With six Buys and three Holds, Cava stock earns a Moderate Buy consensus rating. At $48.88, the average price target implies 51% upside.
ARM Holdings (NASDAQ:ARM)
Arm Holdings made a solid debut with a 25% spike in shares on the first trading day. However, concerns over valuation and intense competition have weighed on investor sentiment.
The Softbank (SFTBY)-backed British company does not manufacture chips but licenses its designs to chipmakers, generating most of its revenue from royalties and licensing fees. The company’s architecture is the foundation for several smartphones.
However, the company’s top line is currently under pressure due to sluggish smartphone sales and macro pressures. Revenue declined by 2% year-over-year to $675 million in Q2 2023. Looking ahead, the company is optimistic about growth prospects in areas like cloud computing, automotive, Internet-of-Things (IoT), and AI-induced opportunities. That said, the company is expected to face intense competition in high-performance computing from chip giants Nvidia (NVDA), Advanced Micro Devices (AMD), and Intel.
Is Arm Holdings Stock a Buy Now?
On September 25, Bernstein analyst Sara Russo initiated coverage on ARM stock with a Sell rating and a price target of $46. The analyst said that the expectations for the company’s revenue growth are too optimistic, given that the mobile end market is maturing.
Meanwhile, Redburn Atlantic analyst Timm Schulze-Melander initiated coverage on ARM stock with a Hold rating price target of $50 on September 19. The analyst said that it would require a higher conviction about the company’s earnings accelerating over the next few years from a “weak” base in Fiscal 2023 for him to turn bullish on the stock.

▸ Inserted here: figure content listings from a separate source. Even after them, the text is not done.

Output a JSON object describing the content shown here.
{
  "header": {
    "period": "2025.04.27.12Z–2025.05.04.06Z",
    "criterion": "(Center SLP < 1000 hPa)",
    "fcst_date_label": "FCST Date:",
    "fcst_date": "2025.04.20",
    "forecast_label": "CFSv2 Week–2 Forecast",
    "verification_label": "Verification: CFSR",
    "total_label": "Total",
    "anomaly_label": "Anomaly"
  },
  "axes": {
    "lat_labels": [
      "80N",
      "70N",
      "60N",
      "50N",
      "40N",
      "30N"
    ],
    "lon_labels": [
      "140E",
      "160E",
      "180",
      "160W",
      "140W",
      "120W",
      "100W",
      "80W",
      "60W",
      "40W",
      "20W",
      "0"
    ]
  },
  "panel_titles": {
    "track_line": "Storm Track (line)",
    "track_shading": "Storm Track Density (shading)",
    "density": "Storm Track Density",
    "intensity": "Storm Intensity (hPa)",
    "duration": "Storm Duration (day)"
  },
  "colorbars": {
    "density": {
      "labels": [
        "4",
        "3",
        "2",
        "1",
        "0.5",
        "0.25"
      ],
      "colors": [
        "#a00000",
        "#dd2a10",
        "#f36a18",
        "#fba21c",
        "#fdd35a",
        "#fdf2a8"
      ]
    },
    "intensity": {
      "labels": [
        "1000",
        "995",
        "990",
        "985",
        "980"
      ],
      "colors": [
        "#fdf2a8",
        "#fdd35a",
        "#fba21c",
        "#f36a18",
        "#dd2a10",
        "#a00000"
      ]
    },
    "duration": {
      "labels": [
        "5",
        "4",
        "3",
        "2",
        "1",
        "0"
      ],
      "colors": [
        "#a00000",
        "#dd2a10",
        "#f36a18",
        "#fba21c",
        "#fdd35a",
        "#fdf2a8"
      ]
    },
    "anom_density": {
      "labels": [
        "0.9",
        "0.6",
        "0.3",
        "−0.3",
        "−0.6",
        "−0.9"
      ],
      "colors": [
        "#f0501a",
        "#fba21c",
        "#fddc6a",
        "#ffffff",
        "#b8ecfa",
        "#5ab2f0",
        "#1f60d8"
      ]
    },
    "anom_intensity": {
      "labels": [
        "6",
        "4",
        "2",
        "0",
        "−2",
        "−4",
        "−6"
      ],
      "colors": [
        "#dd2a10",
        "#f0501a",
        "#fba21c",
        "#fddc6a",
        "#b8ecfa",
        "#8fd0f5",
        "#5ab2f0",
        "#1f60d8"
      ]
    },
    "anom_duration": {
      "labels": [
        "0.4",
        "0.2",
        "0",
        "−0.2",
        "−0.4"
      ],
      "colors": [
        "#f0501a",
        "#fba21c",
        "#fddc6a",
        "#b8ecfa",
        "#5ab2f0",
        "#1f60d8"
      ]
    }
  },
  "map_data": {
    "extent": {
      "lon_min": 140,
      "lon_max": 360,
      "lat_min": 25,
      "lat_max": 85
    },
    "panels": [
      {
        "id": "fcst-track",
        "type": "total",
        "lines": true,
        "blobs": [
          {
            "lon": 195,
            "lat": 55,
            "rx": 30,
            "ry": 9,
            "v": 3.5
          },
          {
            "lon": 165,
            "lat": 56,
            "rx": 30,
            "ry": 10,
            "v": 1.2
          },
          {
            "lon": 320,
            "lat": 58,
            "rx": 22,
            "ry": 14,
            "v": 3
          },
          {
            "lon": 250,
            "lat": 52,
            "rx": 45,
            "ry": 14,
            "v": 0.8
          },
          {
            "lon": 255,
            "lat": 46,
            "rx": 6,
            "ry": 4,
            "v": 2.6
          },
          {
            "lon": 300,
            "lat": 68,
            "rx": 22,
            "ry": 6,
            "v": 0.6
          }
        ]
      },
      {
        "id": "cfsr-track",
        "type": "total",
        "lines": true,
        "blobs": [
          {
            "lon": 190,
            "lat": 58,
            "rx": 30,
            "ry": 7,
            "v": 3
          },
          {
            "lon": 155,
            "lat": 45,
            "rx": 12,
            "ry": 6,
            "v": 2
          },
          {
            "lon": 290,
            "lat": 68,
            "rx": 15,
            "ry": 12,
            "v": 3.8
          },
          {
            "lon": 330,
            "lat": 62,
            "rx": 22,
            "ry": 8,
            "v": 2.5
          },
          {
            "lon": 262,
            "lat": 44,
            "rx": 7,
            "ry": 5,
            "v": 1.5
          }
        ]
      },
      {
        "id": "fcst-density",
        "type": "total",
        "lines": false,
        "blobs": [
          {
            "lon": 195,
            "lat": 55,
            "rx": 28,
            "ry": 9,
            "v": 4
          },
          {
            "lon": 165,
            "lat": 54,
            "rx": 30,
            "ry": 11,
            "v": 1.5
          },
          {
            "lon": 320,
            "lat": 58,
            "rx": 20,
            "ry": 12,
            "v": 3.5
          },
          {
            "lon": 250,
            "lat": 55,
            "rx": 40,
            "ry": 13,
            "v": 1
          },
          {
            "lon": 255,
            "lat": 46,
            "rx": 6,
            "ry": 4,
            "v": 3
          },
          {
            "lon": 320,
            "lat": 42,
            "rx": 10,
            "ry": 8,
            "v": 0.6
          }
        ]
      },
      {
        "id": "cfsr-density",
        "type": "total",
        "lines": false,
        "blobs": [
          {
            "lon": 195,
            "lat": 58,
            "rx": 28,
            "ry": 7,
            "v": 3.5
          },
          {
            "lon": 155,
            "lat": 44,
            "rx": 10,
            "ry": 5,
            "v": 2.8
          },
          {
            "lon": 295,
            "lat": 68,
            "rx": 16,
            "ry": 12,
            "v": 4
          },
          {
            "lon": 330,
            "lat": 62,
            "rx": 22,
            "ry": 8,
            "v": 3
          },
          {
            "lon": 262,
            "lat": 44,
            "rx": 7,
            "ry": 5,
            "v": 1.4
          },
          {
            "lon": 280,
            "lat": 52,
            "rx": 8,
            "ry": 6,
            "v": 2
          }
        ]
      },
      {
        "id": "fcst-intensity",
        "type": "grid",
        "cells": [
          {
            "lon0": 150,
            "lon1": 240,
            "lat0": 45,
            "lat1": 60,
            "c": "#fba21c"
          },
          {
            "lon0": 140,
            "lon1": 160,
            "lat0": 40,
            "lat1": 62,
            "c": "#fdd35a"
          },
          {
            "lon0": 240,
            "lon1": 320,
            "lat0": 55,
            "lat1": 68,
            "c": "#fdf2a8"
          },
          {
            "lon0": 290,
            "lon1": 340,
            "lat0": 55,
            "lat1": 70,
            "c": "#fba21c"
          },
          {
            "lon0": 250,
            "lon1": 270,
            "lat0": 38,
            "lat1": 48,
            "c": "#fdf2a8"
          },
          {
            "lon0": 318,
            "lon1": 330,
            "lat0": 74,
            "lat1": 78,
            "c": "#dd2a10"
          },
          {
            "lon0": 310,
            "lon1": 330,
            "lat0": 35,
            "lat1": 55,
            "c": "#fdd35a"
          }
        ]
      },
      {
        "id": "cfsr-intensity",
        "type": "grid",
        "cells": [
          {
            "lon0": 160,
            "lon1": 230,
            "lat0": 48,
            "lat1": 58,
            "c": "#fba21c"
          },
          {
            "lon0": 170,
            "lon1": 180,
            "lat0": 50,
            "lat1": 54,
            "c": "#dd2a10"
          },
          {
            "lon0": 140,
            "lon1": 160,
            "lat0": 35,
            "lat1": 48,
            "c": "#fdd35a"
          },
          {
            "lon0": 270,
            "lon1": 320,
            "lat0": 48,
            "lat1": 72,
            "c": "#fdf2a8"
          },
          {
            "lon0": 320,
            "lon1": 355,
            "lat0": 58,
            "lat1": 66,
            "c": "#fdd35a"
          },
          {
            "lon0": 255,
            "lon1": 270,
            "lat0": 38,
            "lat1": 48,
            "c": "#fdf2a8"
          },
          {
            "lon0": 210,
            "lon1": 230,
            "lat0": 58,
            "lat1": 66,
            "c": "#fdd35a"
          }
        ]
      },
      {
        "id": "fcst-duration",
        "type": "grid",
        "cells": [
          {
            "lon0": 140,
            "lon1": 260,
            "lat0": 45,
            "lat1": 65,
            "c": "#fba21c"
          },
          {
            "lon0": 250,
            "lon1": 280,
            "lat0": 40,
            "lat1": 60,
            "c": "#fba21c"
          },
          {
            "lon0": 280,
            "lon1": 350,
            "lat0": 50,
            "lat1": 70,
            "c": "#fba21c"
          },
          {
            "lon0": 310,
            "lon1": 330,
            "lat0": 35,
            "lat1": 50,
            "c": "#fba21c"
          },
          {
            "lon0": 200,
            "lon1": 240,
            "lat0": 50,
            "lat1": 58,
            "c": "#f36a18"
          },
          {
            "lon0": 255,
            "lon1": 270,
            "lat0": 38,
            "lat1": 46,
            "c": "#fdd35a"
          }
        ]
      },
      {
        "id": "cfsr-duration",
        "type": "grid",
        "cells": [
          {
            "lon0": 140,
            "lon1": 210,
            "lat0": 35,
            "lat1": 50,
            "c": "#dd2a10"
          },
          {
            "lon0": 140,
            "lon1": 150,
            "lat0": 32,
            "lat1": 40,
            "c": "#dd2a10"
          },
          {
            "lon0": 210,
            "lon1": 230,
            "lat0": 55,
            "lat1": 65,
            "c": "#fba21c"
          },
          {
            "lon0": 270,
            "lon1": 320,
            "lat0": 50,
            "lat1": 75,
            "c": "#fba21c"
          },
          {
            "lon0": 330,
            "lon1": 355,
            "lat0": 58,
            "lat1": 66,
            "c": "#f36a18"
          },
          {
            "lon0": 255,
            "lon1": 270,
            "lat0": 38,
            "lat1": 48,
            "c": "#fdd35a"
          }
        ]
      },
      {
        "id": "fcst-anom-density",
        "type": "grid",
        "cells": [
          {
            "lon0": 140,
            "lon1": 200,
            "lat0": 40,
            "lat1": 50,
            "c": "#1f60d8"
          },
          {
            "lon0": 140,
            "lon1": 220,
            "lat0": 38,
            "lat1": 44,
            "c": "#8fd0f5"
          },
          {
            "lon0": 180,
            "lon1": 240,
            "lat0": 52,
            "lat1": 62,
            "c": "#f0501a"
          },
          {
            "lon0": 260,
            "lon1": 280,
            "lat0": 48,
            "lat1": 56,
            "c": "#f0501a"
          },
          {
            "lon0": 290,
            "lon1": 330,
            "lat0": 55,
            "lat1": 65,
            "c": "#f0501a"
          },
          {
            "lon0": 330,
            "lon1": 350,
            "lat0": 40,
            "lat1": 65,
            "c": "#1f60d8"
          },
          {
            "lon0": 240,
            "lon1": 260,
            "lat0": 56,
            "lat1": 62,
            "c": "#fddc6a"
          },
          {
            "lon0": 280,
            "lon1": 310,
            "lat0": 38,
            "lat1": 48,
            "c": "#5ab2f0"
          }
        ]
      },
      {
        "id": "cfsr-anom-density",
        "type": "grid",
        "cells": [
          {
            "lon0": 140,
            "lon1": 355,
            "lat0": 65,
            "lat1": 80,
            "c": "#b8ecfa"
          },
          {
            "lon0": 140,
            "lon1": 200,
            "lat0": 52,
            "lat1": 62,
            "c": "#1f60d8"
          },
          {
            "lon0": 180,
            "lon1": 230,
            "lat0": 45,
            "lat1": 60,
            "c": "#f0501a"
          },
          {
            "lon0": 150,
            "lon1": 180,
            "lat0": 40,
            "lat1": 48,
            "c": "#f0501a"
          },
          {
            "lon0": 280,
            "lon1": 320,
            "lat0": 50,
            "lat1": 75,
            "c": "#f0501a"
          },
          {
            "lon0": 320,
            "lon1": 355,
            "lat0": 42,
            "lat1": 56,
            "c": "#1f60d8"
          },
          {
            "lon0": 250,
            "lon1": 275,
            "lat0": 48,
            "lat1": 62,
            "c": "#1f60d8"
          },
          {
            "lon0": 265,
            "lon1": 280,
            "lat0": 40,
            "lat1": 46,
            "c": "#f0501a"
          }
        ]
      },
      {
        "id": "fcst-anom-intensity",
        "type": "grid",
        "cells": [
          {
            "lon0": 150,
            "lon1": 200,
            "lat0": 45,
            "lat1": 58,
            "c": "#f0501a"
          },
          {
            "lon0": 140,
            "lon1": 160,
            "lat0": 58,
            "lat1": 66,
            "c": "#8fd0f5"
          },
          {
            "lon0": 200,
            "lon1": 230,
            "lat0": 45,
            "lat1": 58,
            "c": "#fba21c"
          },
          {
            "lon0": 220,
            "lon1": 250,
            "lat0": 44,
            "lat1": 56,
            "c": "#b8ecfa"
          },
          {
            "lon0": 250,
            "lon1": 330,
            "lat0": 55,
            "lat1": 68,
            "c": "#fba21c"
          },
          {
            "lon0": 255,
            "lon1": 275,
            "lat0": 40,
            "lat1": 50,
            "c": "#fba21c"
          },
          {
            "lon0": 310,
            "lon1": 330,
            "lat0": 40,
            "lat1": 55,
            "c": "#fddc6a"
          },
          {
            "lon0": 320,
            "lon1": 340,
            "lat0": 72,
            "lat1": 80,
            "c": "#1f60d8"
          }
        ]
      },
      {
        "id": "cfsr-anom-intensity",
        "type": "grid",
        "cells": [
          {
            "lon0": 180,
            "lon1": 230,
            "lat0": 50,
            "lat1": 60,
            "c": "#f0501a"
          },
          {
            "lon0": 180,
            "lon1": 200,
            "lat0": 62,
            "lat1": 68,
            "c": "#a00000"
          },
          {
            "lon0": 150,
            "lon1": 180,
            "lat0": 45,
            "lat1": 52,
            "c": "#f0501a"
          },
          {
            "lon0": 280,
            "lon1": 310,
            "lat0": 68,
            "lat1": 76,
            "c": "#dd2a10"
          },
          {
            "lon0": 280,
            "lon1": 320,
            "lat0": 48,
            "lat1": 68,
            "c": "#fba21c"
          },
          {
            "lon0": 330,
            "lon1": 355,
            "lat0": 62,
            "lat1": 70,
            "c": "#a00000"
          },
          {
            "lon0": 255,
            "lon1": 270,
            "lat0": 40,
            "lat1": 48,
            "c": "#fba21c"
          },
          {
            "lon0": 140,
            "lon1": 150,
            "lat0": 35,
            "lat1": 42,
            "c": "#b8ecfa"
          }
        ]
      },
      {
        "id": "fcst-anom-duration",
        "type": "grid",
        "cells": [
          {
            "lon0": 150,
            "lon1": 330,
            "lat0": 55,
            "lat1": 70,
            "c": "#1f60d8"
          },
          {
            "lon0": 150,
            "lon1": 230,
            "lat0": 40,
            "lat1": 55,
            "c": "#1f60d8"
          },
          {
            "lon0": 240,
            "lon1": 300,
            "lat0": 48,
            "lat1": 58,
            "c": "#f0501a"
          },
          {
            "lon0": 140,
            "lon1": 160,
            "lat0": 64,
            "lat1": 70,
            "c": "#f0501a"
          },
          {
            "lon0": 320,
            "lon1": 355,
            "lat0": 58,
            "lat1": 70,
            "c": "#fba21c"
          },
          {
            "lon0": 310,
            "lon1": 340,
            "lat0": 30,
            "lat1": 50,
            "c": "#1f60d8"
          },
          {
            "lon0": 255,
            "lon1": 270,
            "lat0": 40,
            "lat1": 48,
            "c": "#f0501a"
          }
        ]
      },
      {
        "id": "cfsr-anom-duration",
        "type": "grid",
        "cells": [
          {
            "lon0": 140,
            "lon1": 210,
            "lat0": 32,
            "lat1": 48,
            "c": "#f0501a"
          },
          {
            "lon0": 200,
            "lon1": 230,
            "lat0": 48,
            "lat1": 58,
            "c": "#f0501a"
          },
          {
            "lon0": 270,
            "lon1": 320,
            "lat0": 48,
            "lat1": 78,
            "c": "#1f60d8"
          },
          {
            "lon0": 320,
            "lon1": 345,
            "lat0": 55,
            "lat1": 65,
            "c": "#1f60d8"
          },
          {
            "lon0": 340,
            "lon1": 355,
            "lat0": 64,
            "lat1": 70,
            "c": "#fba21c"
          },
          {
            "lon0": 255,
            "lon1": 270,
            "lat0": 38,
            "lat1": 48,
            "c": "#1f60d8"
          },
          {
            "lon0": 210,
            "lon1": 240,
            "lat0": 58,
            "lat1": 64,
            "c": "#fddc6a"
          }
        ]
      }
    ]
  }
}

The analyst added that the company’s guidance for a “rapid pivot” in royalty rates would be a notable departure from its historical trends. While new opportunities, like Compute Subsystems and v9 ISA royalty rates, offer attractive growth potential in the future, the analyst contends that these new avenues will take time to drive royalty revenue growth.
Wall Street’s Hold consensus rating on Arm Holding stock is based on one Buy, three Holds, and one Sell. The average price target of $50.75 implies a possible downside of 5% from current levels.
Conclusion
While several IPO stocks surged on their first trading day this year, they shed their gains soon as macro uncertainty continues to impact investor sentiment. Wall Street is cautiously optimistic about Cava stock but remains on the sidelines when it comes to Instacart and Arm Holdings. Analysts see solid upside potential in Cava stock from current levels.